Red tape, lack of ‘common sense’ / lack of common knowledge, call it what you want – Speedboat has spinning propeller – Inflatable banana must be inherently unstable – No appointed observer as generally required during serious waterskiing. It’s not difficult! If we’re not careful we’ll have NEBOSH developing a qualification in Waterborne Activities.

Pragmaticrisksolutions
Pragmaticrisksolutions

Towing individuals on inflatable bananas behind a speed boat is not a water sport; it’s yet another unregulated use of high speed waterborne equipment, unfortunately these dreadful accidents are inevitable. I’ve sailed for many years and have looked on in amazement at this so called form of water sport and others such as jet skiing. Indeed I once had to rescue a jet skier far out to sea, when the hull of his craft delaminated. Unfortunately HSE intervention always appears to be retrospective.

Paul

As a boat owner, I have approx 20 inflatables. I Never-ever-ever allow anybody on a toy without fully briefing them on the basic signals and without a “spotter” next to me.

I warn that anybody breaching these basics will be returned to land immediately. I just cannot fathom how you would not know a rider has come off a toy.

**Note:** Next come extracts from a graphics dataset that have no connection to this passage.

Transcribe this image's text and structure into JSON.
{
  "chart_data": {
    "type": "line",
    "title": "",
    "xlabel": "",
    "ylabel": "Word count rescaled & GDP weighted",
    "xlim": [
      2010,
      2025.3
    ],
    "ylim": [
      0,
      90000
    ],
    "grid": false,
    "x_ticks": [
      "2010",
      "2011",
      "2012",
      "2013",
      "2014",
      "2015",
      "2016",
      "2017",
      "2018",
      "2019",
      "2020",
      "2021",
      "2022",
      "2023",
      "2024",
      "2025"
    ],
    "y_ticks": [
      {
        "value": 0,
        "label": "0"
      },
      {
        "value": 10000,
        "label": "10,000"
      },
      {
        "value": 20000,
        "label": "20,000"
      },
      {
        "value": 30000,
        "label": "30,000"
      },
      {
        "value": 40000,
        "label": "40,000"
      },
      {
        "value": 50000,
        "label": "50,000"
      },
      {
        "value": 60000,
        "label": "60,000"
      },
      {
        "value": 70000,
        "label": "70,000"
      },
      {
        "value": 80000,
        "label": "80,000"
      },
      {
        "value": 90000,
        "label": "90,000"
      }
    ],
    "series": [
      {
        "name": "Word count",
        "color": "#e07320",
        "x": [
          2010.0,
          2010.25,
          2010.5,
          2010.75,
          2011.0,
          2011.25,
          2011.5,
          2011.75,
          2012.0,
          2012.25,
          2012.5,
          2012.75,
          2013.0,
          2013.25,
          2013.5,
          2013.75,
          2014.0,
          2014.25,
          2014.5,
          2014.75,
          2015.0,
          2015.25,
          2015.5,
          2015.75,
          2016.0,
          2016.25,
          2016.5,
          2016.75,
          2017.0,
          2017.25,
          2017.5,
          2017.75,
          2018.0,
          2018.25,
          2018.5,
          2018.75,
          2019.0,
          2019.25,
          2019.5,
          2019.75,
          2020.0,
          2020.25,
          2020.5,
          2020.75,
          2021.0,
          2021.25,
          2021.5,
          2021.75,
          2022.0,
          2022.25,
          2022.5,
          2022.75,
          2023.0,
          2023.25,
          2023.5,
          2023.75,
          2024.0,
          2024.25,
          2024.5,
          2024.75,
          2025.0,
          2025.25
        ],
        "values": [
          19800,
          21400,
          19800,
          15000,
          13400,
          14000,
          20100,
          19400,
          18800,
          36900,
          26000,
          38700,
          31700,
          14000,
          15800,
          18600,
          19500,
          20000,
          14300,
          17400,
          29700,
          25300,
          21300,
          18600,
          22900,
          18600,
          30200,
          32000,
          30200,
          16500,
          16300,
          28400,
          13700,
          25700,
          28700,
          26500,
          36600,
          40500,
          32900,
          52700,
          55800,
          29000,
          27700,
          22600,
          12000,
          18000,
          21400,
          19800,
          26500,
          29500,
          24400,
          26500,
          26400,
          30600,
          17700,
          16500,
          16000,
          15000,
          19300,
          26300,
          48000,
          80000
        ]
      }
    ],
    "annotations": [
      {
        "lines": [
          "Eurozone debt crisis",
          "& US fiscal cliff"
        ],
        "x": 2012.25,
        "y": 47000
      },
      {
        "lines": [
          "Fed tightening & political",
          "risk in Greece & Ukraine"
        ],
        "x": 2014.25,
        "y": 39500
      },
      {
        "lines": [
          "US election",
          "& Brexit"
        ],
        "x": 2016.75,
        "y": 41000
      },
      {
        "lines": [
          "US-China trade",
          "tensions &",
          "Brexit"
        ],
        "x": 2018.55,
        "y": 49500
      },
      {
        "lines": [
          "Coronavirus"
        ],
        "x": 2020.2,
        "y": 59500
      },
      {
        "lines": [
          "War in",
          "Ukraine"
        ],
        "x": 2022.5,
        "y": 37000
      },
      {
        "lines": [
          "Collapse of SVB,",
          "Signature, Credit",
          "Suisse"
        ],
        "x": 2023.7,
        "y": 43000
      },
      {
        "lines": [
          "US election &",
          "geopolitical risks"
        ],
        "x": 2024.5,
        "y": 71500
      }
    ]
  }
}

Absolutely shocking that an amateur / pleasure owner such as myself would, it appears, have a more robust procedure in place than a commercial enterprise.

Neil

I’d probably take issue with “An annual inspection by the consultancy in May 2010 made seven observations, but the club was not required to report back to MHL when these actions had been completed,” . A consultant providing advice typically would not expect the organisation to report back to them (this will often be outside of the scope of their engagement). Also what is the MAIB’s competence to examine organisational H&S factors (as opposed to Marine safety issues)?

Michael

In answer to Neil’s question I believe MAIB has siginificant experience in organisational H&S factors. Their inspectors go through a rigourous training programme and they support this by using outside consultants where necessary – you only have to look at the reports on their website to see this. I have been to a few conferences where their former Chief Inspector presented and I can assure you they are a reputable group. The quote he questions is simply stating a fact, not drawing a conclusion

Jkirby

MAIB mentions AALA. This activity not in scope, but in future no advent act for young people (mountaineering, canoeing etc) will be covered, but subject to code of practice. We have no idea how robust this will be and is causing great concerns within the outdoor ed industry. AALA was a robust system with annual/bienniel inspections.AALA practice was instrumental in North Yorks successful defence v. HSE last year. How we regulate such activites in future is part of consultation.

David

The problem is with Consultancy firms having non professionally qualified consultants carrying out professional audits/inspections, etc. It should be mandatory for only consultants on the HSE register of professional consultants to be employed to give professional advice.

Chris

Doesn’t this illustrate one of the major flaws in the consultants register. As a specialist in one particular aspect of health and safety I do not qualify to be on the register, but frequently find that those with the relevant qualifications have inadequate knowledge in my field and have taken inappropriate action. So what value can one place on the register?

Safeteenet

Surely this incident illustrates two problems that are are very common in the use of external consultants, and I am one of those. The employer failed to appoint a fully competent adviser, which the Register should make easier to identify but more importantly the organisation acting as adviser did not understand that the most important part of competency is knowing where it ends and specialist knowledge is needed. I believe the ‘paperwork exercise’ attitude to H&S is, as usual, the root cause.